A lot or a little?
The parents' guide to what's in this book.
What parents need to know
Parents need to know that this follow-up to I Am Number Four has a lot more fighting, including two climactic battle scenes with lots of alien deaths and the sad deaths of two characters close to the hero teens. The evil aliens turn to ash when they die but decapitations, incinerations, rapid gunfire, bloody stabbings, and more are all part of the action. While this book shows teens coming together to fight evil, one of the main characters makes some selfish decisions that endanger his friends and allies. Swearing doesn't go beyond a heaping handful of "s" words in sticky situations.
- Parents say
- Kids say
What's the story?
After destroying his high school battling the aliens called Mogadorians, John (aka Number Four, from the planet Lorien) is on the run with his human friend Sam and Six, a fellow Lorien who is both attractive and a fighting machine. Together the fugitives spend half their time on the run and the other half hiding and training for more run-ins with the Mogadorians. Meanwhile, Marina (aka Number Eight) is hiding out in a secluded Spanish convent with her mentor Adelina. Adelina is supposed to be training her to develop her gifts, or legacies, but refuses. Marina discovers her powers to heal and breathe underwater anyway, and just in time as a strange \"man\" starts stalking her in town. Meanwhile, John and Six discover that Sam's missing father has an important connection with their mission, sending them right back to Sam's town even though they're sure the visit won't go unnoticed by hundreds of ruthless aliens.
Is it any good?
If you take THE POWER OF SIX at face value, you'll have lots of fun -- that is, when the action gets going. There's a bit more setup than necessary, and who cares about some snippy convent girls and cranky nuns? The action is nonstop toward the end, though, leaving all that in the dust. Readers may -- and should -- get annoyed at John more than once as he ditches his friends who need him so he can do what he wants. Book 1 pegged him as much more loyal.

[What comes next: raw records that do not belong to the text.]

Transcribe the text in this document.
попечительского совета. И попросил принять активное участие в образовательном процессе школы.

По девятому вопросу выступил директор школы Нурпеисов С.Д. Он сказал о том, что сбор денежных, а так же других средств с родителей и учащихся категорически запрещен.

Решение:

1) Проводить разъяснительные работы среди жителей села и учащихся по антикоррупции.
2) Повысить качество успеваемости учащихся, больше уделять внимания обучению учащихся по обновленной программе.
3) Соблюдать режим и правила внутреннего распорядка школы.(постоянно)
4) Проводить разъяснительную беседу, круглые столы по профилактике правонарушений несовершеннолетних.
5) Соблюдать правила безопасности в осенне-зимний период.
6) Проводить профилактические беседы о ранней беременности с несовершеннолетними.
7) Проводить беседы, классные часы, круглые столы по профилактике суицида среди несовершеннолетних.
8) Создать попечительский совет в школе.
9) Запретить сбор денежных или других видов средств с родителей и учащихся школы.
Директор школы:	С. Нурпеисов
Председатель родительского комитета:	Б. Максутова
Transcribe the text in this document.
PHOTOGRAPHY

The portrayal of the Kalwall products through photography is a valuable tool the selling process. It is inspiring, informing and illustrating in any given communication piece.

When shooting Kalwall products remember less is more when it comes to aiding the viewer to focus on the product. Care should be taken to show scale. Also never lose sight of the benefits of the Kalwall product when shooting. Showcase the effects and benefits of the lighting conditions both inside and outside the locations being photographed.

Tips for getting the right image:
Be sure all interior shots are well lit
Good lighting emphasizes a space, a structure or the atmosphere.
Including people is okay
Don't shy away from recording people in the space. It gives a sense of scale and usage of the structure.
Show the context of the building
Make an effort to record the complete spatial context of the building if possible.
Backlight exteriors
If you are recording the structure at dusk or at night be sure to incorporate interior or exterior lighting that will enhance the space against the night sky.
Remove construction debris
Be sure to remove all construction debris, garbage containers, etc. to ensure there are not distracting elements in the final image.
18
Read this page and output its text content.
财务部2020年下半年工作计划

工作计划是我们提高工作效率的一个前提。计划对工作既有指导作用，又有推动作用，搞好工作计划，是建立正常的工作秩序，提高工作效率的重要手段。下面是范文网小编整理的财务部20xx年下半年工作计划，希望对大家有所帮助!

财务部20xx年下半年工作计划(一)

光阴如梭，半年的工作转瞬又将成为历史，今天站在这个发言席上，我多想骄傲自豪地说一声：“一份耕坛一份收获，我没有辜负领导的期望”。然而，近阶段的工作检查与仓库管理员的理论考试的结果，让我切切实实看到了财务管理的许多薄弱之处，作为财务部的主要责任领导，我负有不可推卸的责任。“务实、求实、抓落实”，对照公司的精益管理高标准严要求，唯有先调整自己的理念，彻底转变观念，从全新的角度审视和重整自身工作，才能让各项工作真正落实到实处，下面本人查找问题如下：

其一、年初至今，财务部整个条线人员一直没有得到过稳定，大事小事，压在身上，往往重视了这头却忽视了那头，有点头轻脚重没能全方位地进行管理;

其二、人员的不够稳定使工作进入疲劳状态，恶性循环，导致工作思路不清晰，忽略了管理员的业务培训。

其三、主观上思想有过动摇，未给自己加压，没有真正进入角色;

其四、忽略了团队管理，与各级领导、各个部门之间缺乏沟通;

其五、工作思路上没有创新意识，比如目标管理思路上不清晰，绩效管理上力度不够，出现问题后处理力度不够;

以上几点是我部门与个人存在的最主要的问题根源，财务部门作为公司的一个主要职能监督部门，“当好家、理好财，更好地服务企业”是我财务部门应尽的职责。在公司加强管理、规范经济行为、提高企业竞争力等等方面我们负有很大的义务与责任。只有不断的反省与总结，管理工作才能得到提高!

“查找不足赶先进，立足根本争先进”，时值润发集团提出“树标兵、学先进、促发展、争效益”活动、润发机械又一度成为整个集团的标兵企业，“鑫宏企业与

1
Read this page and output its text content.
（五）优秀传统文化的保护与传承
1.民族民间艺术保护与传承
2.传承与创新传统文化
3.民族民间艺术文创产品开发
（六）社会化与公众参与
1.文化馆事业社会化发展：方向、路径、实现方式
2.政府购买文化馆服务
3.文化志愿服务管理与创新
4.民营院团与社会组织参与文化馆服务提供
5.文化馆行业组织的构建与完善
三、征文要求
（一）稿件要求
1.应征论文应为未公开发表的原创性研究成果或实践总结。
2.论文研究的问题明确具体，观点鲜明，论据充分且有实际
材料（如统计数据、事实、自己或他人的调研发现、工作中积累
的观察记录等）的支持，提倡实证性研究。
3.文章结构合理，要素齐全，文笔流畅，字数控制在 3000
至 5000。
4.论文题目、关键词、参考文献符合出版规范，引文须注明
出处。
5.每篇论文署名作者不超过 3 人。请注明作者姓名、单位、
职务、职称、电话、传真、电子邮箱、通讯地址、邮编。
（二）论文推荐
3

Aspiring writers may not like that this book doesn't have just one author (Pittacus Lore is an alien) and that this series was meant as bait for Hollywood studios, not as great teen lit. Too bad for them that the adaptation of the first book turned out how it did.
Talk to your kids about ...
Families can talk about how this series is written by a team and not by one person. Could you tell while you were reading? Do you think there's an advantage to working with someone to write or would you rather a work be your own with your name on it?
Families can also talk about John's decisions that endanger his friends. Do you ever get upset with characters you like in books because they do something stupid? Are you happy when they learn their lesson? What if they don't?